The Government is set to give the go-ahead to a third runway at Heathrow Airport.
According to sources, Transport Secretary Geoff Hoon will tell MPs that the Government will back the £9 billion expansion of the west London airport, which will include a sixth terminal.
The move will anger dozens of Labour backbenchers, opposition MPs, local residents, local councils and environmental groups who are unlikely to be mollified by any concessions the Government makes.
Concessions could come in the form of an announcement of improved rail links to Heathrow, strict monitoring of Heathrow noise and pollution levels, and plans to make more use of the two existing runways.
Airlines, big business and some unions are in favour of expansion, which will see a 2,200 metre-long third runway constructed by about 2019/20 to run parallel to and north of the existing runways.

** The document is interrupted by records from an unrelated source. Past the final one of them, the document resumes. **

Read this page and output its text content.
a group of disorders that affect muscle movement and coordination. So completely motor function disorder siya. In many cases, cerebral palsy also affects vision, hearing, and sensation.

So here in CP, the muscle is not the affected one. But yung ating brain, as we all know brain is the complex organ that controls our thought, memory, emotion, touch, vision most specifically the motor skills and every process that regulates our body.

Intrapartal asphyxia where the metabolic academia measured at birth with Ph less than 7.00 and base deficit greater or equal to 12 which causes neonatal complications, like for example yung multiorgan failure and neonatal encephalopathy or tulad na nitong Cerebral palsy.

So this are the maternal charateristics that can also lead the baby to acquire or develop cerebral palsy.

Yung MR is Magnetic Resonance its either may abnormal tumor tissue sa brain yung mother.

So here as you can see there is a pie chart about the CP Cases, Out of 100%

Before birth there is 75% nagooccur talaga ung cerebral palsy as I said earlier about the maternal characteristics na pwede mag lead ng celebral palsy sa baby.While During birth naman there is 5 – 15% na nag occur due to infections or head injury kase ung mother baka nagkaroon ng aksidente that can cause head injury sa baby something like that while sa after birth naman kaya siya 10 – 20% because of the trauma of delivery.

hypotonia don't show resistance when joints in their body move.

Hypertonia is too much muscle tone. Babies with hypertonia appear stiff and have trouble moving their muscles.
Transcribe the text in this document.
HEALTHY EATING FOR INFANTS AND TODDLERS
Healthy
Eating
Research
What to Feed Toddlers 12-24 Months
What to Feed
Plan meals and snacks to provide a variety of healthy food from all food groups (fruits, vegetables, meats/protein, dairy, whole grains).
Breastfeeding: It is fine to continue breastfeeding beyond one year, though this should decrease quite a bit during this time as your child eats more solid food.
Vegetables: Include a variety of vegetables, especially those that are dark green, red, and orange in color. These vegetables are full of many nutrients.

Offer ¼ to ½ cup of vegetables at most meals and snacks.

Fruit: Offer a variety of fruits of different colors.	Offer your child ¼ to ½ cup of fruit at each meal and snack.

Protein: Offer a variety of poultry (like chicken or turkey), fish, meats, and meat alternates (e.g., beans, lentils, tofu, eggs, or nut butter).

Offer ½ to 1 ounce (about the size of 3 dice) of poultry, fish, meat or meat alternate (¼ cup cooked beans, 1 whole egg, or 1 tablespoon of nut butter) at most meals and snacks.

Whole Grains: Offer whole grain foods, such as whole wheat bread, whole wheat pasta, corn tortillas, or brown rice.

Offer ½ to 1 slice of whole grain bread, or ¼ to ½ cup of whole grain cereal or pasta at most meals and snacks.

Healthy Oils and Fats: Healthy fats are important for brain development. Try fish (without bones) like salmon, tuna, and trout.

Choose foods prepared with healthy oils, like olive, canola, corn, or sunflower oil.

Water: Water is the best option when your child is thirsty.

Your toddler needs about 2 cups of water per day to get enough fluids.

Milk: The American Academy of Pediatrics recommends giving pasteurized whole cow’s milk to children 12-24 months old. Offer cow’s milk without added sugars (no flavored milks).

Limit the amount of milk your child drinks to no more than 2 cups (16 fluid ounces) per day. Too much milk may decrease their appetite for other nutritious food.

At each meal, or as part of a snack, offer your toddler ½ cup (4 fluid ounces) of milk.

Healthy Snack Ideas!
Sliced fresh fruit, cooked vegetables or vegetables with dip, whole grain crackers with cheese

The pro-expansion lobby argues that Heathrow is already full and that the economy of London and the whole of the UK will suffer unless there is expansion of the country's biggest airport.
Building the new runway will effectively destroy the village of Sipson and will increase the number of flights at Heathrow from about 480,000 a year to 700,000.
Martin Salter, Labour MP for Reading West and a leading opponent of the expansion, said he was expecting the decision to be "the wrong one, with the runway going ahead".
He went on: "There will be attempts to sweeten the pill, but it is difficult to conceive of measures that can mitigate the environmental effect of increasing flights out of Heathrow, over one of the most densely populated parts of England, by 50%."
Unions in favour of the expansion say it will create 65,000 jobs and British Airways - the biggest airline at Heathrow - has said that new aircraft will emit 55% less CO2 in 2020 than planes in the year 2000.